Abusive lending practices, misleading investors, manipulating prices, deliberately falsifying figures, cheating, obstruction and taking advantage of 'the dumbest person in the room' - they're actually the main source of profitability in finance, and the surest way to a bonus. If you want to make money in the industry, you need to find ways of sabotaging either your clients, your competitors or the government (or all three), and above all, the market itself.
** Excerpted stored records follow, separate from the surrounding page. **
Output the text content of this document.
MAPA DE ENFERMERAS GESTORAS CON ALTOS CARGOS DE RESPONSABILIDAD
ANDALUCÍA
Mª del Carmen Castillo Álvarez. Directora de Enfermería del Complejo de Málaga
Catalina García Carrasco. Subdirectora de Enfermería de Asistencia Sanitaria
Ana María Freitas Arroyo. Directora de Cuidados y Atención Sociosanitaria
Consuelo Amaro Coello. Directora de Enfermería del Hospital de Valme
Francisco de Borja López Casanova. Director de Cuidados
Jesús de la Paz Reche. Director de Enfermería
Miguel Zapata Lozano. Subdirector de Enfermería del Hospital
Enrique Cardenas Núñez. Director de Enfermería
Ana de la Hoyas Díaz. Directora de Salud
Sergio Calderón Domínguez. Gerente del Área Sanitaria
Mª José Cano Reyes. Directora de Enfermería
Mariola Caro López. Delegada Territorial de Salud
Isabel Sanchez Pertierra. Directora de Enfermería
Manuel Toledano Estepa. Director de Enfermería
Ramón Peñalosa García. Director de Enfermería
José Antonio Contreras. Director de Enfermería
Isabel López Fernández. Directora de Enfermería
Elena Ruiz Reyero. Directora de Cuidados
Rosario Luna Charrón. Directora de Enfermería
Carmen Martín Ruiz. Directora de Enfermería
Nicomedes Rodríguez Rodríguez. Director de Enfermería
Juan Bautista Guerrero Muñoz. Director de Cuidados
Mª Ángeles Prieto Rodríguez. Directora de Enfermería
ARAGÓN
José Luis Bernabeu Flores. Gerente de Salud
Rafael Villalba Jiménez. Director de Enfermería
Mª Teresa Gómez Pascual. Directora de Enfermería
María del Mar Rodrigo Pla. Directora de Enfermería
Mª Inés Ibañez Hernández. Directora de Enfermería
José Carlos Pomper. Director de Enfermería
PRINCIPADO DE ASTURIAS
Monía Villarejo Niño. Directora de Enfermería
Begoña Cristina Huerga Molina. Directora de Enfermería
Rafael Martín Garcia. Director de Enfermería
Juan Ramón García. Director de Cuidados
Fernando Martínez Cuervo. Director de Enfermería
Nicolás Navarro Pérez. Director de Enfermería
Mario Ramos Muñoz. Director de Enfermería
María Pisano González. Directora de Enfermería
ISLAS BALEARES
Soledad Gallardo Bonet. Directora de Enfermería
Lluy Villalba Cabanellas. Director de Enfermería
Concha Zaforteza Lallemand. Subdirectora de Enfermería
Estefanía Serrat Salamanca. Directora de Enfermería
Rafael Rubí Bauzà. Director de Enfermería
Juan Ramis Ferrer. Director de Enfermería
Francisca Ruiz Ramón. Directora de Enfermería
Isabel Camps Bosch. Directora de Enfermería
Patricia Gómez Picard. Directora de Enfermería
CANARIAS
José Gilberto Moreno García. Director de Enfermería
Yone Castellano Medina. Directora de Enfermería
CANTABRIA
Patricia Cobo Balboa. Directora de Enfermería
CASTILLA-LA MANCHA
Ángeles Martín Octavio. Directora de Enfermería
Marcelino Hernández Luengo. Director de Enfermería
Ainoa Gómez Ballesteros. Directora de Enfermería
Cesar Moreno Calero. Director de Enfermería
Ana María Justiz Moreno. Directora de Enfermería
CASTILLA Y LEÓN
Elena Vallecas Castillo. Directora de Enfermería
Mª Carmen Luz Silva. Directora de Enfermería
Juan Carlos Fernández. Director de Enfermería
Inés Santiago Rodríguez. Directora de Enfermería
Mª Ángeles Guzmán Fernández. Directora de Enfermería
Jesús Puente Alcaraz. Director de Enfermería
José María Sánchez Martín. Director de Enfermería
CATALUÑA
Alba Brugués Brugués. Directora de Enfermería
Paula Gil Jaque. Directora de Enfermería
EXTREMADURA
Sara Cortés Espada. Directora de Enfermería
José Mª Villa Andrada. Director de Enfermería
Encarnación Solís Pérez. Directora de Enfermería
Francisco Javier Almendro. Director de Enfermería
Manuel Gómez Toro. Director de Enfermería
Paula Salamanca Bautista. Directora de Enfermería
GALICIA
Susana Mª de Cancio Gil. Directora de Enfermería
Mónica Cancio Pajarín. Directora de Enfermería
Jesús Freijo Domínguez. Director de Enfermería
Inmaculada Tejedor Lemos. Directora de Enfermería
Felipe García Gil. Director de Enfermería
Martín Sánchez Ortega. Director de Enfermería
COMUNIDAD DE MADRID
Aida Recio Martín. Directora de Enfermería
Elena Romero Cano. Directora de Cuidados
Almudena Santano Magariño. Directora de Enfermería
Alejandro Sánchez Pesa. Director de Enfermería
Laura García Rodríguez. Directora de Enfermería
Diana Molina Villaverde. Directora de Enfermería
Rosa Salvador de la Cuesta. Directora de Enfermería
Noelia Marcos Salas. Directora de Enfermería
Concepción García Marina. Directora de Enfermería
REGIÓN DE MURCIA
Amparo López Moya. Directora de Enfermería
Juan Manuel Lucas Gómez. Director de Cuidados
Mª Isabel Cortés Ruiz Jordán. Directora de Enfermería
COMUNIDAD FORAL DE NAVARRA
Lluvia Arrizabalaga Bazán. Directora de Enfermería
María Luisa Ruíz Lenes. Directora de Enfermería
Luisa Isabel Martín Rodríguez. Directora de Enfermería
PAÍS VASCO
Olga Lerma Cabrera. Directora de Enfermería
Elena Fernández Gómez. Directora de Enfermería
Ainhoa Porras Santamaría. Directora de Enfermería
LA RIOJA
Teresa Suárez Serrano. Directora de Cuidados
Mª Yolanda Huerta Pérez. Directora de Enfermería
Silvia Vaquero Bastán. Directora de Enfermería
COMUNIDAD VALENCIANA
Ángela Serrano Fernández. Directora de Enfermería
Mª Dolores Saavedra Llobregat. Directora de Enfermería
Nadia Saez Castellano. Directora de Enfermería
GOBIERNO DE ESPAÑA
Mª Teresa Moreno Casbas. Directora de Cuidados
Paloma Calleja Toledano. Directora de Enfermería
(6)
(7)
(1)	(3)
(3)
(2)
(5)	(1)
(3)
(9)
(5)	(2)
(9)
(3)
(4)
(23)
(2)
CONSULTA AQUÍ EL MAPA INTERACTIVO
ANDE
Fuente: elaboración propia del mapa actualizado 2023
Talking to industry insiders, economists and high net worth customers, examining the history of finance and its workings today, the authors show us how the idea of sabotage not only makes sense of all past economic crises, but must also be at the heart of all future regulations.
PUBLISHERS WEEKLY
The finance industry profits not by making productive investments but through fraud and other crimes, according to this provocative yet haphazard expos . Nesvetailova and Palan, economists at City, University of London, rehash a litany of misdeeds by financial institutions: Goldman Sachs sold clients investment deals it knew would lose money; Wells Fargo created accounts for clients without their knowledge and charged them extra fees; HSBC helped Mexican drug cartels launder money; mortgage lenders signed up unqualified borrowers and sold the bad mortgages to unsuspecting investors; and banks and insurance companies concocted murky financial instruments like credit default swaps and collateralized debt obligations to bamboozle investors, and used a variety of methods, including Cayman Islands shelters and bitcoin, to evade regulations and taxes. Nesvetailova and Palan argue that these scams and dodges aren't the work of a handful of bad actors or the effects of deregulation, but a form of "sabotage" of competitive financial markets that companies must undertake to earn profits. Their evidence for this theory is anecdotal, however. Meanwhile, their explications of byzantine banker cons are sometimes unclear, and their case for a return to New Deal style financial regulation is short on specifics. Though the authors don't produce the most substantive critique of the financial sector, their ideas about the industry's intrinsic tendencies towards malfeasance will stimulate progressive readers with a strong interest in the subject.